Do sądu trafił akt oskarżenia w sprawie Tomasza Ch., byłego szefa wydziału zamówień publicznych Urzędu Miasta Płocka. – Usłyszał trzy zarzuty przyjęcia korzyści majątkowych w zamian za ustawianie przetargów i dotyczący przekroczenia uprawnień w celu osiągnięcia korzyści majątkowej – oświadczył Waldemar Tyl, wiceszef Prokuratury Apelacyjnej w Warszawie.

Kariera Tomasza Ch. od samego początku pozostawiała wiele wątpliwości. Szefem wydziału został w 2003 r., pomimo tego, że nie posiadał żadnego doświadczenia w pracy w samorządzie i rozstrzyganiu przetargów. Ale miał – jak ustalili śledczy – inne „atuty", m.in. rozległe znajomości, w tym z przedstawicielami trzech płockich firm, które zgarniały miejskie zlecenia - dowiadujemy się z "Rzeczpospolitej".

W związku z tym, zainteresowanie policjanctów CBŚ osobą Tomasza Ch. było jedynie kwestią czasu. Dyrektor był też zaprzyjaźniony z lokalnymi przedsiębiorcami. Przyjmował ich w urzędzie, co niejednokrtonie widzieli pracownicy, z którymi dzielił gabinet. Na imieniny dostał od biznesmenów kosze słodyczy i trunków. Miał też spotykać się z nimi prywatnie, jeżdzić do Egiptu na wakacje. Pracownicy urzędu wiedzieli – jak czytamy – że szef użytkował volvo XC 90, które wcześniej należało do jednego z biznesmenów. „Podejrzany nigdy nie ukrywał tych znajomości" – podają śledczy.

Jak ustalili śledczy zarówno volvo (za ok. 83 tys. zł w 2008 r.), kosz upominków z alkoholem, w którym był też plik 100-złotowych banknotów grubości 2 centymetrów (10 tys. zł) i wyjazd na nurkowanie w Egipcie – to wszystko łapówki za ustawienie przetargów.

– Oskarżony nie wyłączał się z udziału w przetargach, do których stawali jego znajomi przedsiębiorcy – mówi prok. Andrzej Michalski prowadzący śledztwo.

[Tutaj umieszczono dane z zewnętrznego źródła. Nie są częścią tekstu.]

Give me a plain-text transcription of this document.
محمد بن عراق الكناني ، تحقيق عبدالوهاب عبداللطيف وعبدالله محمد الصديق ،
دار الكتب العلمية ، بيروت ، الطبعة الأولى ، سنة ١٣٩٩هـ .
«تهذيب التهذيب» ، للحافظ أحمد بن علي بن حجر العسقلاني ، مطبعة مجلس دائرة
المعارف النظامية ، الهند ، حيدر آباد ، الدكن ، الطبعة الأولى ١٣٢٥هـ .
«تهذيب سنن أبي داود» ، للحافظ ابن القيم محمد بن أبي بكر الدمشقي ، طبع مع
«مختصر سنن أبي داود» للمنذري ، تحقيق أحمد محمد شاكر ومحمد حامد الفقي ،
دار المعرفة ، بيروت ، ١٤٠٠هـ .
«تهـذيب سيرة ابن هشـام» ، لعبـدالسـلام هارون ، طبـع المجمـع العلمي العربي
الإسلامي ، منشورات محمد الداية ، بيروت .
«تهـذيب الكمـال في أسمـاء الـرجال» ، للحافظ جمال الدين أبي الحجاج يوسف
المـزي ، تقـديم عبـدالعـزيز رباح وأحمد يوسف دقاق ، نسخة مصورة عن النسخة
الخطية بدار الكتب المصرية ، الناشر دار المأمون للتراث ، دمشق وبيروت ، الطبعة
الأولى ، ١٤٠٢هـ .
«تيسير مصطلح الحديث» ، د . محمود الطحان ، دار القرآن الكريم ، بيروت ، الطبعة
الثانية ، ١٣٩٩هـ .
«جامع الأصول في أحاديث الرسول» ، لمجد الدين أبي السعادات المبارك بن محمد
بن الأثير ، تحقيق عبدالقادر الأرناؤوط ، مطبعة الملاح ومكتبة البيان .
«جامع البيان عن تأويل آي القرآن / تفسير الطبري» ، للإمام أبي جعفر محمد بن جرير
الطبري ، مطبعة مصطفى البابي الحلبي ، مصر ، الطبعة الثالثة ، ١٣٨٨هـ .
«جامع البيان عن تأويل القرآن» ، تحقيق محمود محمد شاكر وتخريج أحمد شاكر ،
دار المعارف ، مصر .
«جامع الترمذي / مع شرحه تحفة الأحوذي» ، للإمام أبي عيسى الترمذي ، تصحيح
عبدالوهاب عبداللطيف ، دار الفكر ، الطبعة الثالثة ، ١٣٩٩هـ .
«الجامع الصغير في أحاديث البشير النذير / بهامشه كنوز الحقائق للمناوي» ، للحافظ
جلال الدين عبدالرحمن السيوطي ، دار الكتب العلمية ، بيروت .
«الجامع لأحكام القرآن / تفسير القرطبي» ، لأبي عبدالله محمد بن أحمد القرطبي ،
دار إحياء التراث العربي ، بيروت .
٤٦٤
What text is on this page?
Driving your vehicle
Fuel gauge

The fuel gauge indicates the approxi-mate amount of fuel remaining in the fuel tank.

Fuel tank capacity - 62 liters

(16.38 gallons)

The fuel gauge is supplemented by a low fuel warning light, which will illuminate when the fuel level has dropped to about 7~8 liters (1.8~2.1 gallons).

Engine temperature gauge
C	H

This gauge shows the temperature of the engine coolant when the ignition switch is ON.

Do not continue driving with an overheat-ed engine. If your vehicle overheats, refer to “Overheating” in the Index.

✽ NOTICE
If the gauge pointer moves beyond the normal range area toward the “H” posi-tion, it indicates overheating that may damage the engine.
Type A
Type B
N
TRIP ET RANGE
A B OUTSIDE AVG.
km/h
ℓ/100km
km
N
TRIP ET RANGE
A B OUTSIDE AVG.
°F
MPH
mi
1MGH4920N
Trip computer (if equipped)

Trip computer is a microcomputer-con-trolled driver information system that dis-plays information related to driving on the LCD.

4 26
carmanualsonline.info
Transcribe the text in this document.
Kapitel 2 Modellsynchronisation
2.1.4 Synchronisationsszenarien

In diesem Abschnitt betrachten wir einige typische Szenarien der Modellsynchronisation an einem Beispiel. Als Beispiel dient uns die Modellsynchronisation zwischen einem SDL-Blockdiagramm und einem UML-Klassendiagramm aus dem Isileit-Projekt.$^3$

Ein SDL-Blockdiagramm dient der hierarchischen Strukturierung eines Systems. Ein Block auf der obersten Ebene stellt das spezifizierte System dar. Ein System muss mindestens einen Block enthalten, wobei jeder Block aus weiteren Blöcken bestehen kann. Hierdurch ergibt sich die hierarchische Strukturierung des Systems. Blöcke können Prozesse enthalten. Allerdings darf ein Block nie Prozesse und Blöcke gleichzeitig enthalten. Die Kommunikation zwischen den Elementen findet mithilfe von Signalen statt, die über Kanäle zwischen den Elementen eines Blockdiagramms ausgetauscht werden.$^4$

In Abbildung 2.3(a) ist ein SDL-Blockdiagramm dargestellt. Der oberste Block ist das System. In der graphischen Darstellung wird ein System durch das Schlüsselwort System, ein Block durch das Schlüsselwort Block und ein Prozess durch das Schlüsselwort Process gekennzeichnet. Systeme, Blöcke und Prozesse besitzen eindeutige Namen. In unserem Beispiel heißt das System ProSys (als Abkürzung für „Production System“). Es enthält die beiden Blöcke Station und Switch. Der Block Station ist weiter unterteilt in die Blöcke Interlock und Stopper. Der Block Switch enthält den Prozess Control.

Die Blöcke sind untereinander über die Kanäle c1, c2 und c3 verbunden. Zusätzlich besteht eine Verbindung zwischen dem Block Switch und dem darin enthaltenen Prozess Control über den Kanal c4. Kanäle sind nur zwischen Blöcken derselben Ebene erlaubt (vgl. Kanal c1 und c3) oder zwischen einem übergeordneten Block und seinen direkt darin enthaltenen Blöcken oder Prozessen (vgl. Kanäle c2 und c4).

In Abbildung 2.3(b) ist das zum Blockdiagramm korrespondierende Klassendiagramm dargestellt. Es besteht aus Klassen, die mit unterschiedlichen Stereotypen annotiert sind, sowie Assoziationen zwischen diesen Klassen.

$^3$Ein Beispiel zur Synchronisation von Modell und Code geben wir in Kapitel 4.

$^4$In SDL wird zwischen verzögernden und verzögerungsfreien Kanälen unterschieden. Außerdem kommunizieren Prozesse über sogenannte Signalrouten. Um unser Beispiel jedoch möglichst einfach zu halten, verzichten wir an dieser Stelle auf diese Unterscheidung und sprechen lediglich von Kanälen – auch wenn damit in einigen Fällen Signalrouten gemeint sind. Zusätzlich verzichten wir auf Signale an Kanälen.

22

Jak podaje "Rzeczpospolita", do ustawionych przetargów należał m.in. przetarg na przebudowę ulicy Tumskiej za 15 mln zł, w którym jako najkorzystniejszą ofertę, wybraną taką która o 6 mln zł przekraczała kwotę, jaką urząd miał przeznaczył na to zamówienie. Podobna sytuacja dotyczyła opracowania dokumentacji projektowo-kosztorysowej i rozbudowy budynku Muzeum Mazowieckiego. Do firm znajomych biznesmenów trafiły zlecenia na iluminację mostu o wartości ok. 3,5 mln zł i na „Budowę dróg dojazdowych do II przeprawy mostowej w Płocku" o wartości 45 mln zł. Gdy ten ostatni oprotestowało konkurencyjne konsorcjum, dyrektor w piątek wysłał mu pismo, by uzupełniło braki w dokumentacji, dając czas do godz. 13 w poniedziałek – podają śledczy. Zlecenie na budowę hali sportowo-widowiskowej za 100 mln też trafiło do „przyjaciół" – twierdzą śledczy.

Tomasz Ch. twierdzi, że jest niewinnny. Volvo podobno kupił sam. Wiadomo jednak, że jak za nie płacił miał też 11 tys. debetu na koncie. Co ciekawe, Tomasz Ch. wciąż pracuje w płockim urzędzie, gdzie jest kierownikiem oddziału umów regulacji prawnych. Prokuratura skierowała do prezydenta Płocka tzw. sygnalizację, informując o zarzutach, jakie ciążą na jego pracowniku podejrzanym o korupcję.